What seems most natural to me would be something like this, declaring the specialization in the header and defining it in the .cpp:

===XClass.hpp===

#ifndef XCLASS_HPP
#define XCLASS_HPP

template<class T> class X {
public:
   static T v;
   static void f(T);
};

template<class T> T X<T>::v = 0;
template<class T> void X<T>::f(T arg) { v = arg; }

/* declaration of specialized functions */
template<> char* X<char*>::v;
template<> void X<float>::f(float arg);

#endif

===XClass.cpp===

#include <XClass.hpp>

/* concrete implementation of specialized functions */
template<> char* X<char*>::v = "Hello";
template<> void X<float>::f(float arg) { v = arg * 2; }

...but I have no idea if this is correct. Any ideas?

3

3 Answers

11
votes

Usually you'd just define the specializations inline in the header as dirkgently said.

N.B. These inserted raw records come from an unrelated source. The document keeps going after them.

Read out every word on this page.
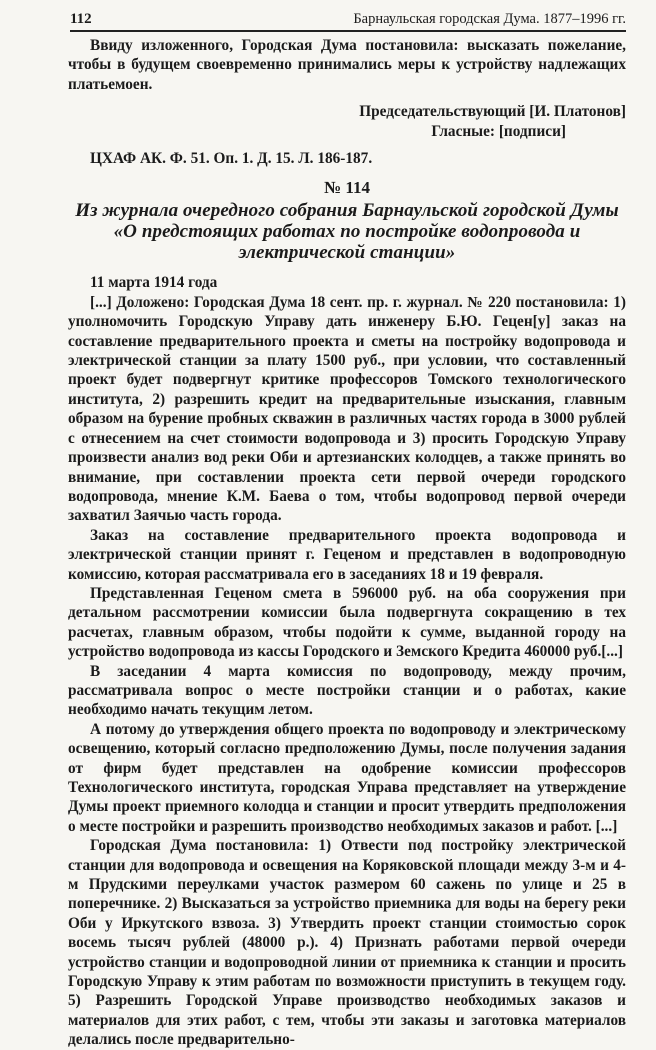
112	Барнаульская городская Дума. 1877–1996 гг.

Ввиду изложенного, Городская Дума постановила: высказать пожелание, чтобы в будущем своевременно принимались меры к устройству надлежащих платьемоен.

Председательствующий [И. Платонов]

Гласные: [подписи]

ЦХАФ АК. Ф. 51. Оп. 1. Д. 15. Л. 186-187.

№ 114
Из журнала очередного собрания Барнаульской городской Думы «О предстоящих работах по постройке водопровода и электрической станции»

11 марта 1914 года

[...] Доложено: Городская Дума 18 сент. пр. г. журнал. № 220 постановила: 1) уполномочить Городскую Управу дать инженеру Б.Ю. Гецен[у] заказ на составление предварительного проекта и сметы на постройку водопровода и электрической станции за плату 1500 руб., при условии, что составленный проект будет подвергнут критике профессоров Томского технологического института, 2) разрешить кредит на предварительные изыскания, главным образом на бурение пробных скважин в различных частях города в 3000 рублей с отнесением на счет стоимости водопровода и 3) просить Городскую Управу произвести анализ вод реки Оби и артезианских колодцев, а также принять во внимание, при составлении проекта сети первой очереди городского водопровода, мнение К.М. Баева о том, чтобы водопровод первой очереди захватил Заячью часть города.

Заказ на составление предварительного проекта водопровода и электрической станции принят г. Геценом и представлен в водопроводную комиссию, которая рассматривала его в заседаниях 18 и 19 февраля.

Представленная Геценом смета в 596000 руб. на оба сооружения при детальном рассмотрении комиссии была подвергнута сокращению в тех расчетах, главным образом, чтобы подойти к сумме, выданной городу на устройство водопровода из кассы Городского и Земского Кредита 460000 руб.[...]

В заседании 4 марта комиссия по водопроводу, между прочим, рассматривала вопрос о месте постройки станции и о работах, какие необходимо начать текущим летом.

А потому до утверждения общего проекта по водопроводу и электрическому освещению, который согласно предположению Думы, после получения задания от фирм будет представлен на одобрение комиссии профессоров Технологического института, городская Управа представляет на утверждение Думы проект приемного колодца и станции и просит утвердить предположения о месте постройки и разрешить производство необходимых заказов и работ. [...]

Городская Дума постановила: 1) Отвести под постройку электрической станции для водопровода и освещения на Коряковской площади между 3-м и 4-м Прудскими переулками участок размером 60 сажень по улице и 25 в поперечнике. 2) Высказаться за устройство приемника для воды на берегу реки Оби у Иркутского взвоза. 3) Утвердить проект станции стоимостью сорок восемь тысяч рублей (48000 р.). 4) Признать работами первой очереди устройство станции и водопроводной линии от приемника к станции и просить Городскую Управу к этим работам по возможности приступить в текущем году. 5) Разрешить Городской Управе производство необходимых заказов и материалов для этих работ, с тем, чтобы эти заказы и заготовка материалов делались после предварительно-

You can define specializations in seperate translation units though if you are worried about compilation times or code bloat:

// x.h:
template<class T> struct X {
    void f() {}
}

// declare specialization X<int>::f() to exist somewhere: 
template<> void X<int>::f();

// translation unit with definition for X<int>::f():
#include "x.h"
template<> void X<int>::f() {
    // ...
}

So yes, your approach looks fine. Note that you can only do this with full specializations, thus it is often impractical to do this.

For details, see e.g. Comeaus template FAQ.

4
votes

Put them all in a hpp file. Make the specializations and anything you define outside the class inline -- that'll take care of multiple definitions.

1
votes

To answer one of your questions: is code which calls X::f() aware of the specialization, or might it rely on the generic X::f()?

If the compiler sees a definition which matches its requirements, then it will use it. Else it will generate normal function calls.

In your first code snippet, you supply a generic definition for X<T>::f(T arg), so the compiler will instantiate that for any T apart from float.

If you were to omit the generic definition, then the compiler would generate calls to, say, X<double>::f(double) and the linker would go searching for the definition which might end with a linker error.

To summarise: You can have everything in headers, because as templates you won't get multiple definitions. If you only have declarations, you will need definitions elsewhere for the linker to find later.